JVF Conference Papers

This paper investigates the twin themes of evil and history in Hegel’s Lectures on the Philosophy of World History. It explores the close linkage between Hegel’s understanding of his work as a theodicy, and his feeling that it occupies a certain “stage” of history, what some scholars have called Hegel’s “end of history” thesis.

By suggesting that Hegel has no such end of history thesis in his philosophy, I will also show that reading Hegel’s philosophy as a theodicy is equally problematic. Or, more accurately, since Hegel saw no need to offer a final answer to the question of historical progress (though he certainly felt entitled to say why it had turned out as it had up to his time), his claims to offer a theodicy are rather hollow and actually run counter to his openness to the future.
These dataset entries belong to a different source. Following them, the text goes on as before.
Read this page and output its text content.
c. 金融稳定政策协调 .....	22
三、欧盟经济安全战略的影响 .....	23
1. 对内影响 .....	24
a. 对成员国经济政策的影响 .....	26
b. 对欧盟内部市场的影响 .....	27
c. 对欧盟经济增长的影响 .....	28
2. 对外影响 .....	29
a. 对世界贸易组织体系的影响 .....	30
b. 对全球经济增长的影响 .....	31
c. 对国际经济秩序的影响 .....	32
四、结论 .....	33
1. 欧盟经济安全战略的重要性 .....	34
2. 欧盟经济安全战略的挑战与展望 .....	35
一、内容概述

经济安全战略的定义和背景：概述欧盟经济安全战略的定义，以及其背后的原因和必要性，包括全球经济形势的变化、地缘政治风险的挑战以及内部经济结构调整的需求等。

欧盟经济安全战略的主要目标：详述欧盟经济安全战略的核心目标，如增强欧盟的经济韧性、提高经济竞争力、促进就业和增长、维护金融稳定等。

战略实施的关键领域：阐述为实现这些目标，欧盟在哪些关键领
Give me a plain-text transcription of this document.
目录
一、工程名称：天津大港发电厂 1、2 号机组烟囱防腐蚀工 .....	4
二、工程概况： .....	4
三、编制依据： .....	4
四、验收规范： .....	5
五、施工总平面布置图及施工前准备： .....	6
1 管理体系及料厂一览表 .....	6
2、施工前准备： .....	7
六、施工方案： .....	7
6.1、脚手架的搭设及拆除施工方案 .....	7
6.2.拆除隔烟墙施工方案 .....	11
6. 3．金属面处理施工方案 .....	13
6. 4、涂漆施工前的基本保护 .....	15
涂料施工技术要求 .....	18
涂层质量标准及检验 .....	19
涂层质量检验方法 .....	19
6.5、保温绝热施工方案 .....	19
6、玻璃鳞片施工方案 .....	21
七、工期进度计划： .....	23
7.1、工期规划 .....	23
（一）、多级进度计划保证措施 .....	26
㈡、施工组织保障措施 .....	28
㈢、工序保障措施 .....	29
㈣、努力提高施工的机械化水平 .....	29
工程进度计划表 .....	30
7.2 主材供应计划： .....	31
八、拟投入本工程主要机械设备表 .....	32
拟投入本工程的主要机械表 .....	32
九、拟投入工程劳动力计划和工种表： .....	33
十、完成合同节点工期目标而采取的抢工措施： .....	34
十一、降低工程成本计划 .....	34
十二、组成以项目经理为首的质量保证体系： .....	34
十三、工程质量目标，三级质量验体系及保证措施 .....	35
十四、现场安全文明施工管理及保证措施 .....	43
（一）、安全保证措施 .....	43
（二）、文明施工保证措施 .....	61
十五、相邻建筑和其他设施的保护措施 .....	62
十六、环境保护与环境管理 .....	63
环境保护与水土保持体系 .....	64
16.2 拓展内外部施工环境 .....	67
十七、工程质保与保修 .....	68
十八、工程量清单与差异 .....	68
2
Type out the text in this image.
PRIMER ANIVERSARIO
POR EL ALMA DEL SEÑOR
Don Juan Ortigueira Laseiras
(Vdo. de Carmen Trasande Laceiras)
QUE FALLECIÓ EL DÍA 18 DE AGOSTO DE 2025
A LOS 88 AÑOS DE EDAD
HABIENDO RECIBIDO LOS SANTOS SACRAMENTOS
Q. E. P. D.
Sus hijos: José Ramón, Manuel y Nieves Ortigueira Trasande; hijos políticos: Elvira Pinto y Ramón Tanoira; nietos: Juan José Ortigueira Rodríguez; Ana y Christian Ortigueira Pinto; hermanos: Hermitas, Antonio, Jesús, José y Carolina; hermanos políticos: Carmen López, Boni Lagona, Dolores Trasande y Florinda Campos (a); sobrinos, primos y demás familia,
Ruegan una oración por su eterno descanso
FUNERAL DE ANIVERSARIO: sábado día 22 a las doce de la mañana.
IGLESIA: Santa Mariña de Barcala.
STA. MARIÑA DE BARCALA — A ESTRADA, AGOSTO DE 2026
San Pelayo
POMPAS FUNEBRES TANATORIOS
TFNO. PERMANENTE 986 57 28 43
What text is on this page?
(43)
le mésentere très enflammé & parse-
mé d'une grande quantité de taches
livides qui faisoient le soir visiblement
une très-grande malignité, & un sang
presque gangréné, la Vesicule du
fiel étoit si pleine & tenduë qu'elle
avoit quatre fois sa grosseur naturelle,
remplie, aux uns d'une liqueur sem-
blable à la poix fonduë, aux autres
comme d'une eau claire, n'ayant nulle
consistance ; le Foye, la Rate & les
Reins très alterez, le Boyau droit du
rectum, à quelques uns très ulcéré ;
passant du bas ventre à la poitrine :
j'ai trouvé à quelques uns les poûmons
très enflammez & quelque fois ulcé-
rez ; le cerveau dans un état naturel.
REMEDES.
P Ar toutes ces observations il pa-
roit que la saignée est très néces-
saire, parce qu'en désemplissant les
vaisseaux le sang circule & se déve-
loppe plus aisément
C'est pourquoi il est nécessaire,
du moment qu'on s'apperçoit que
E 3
What I address in this paper is the “hard” claim that Hegel believed history to have come to an end with his philosophy, that no further progress was possible for world history, defined as “the progress of the consciousness of freedom,” and not the “softer” claim that his philosophy was the culmination of Spirit’s work on the world stage, and that all the pieces were in place for the final realization of history’s goals. I think it evident that he did believe the latter; there is little serious evidence that he ever held the former view, however.

This being the case, Hegel’s strong claim regarding his philosophy of history as a theodicy has serious flaws. I conclude the paper with a sketch of what I call finite or local theodicies, and a suggestion that such theodicies (not theodicies at all in the traditional sense) offer a way forward for the philosophical problem of evil because they are ethical rather than metaphysical in their makeup.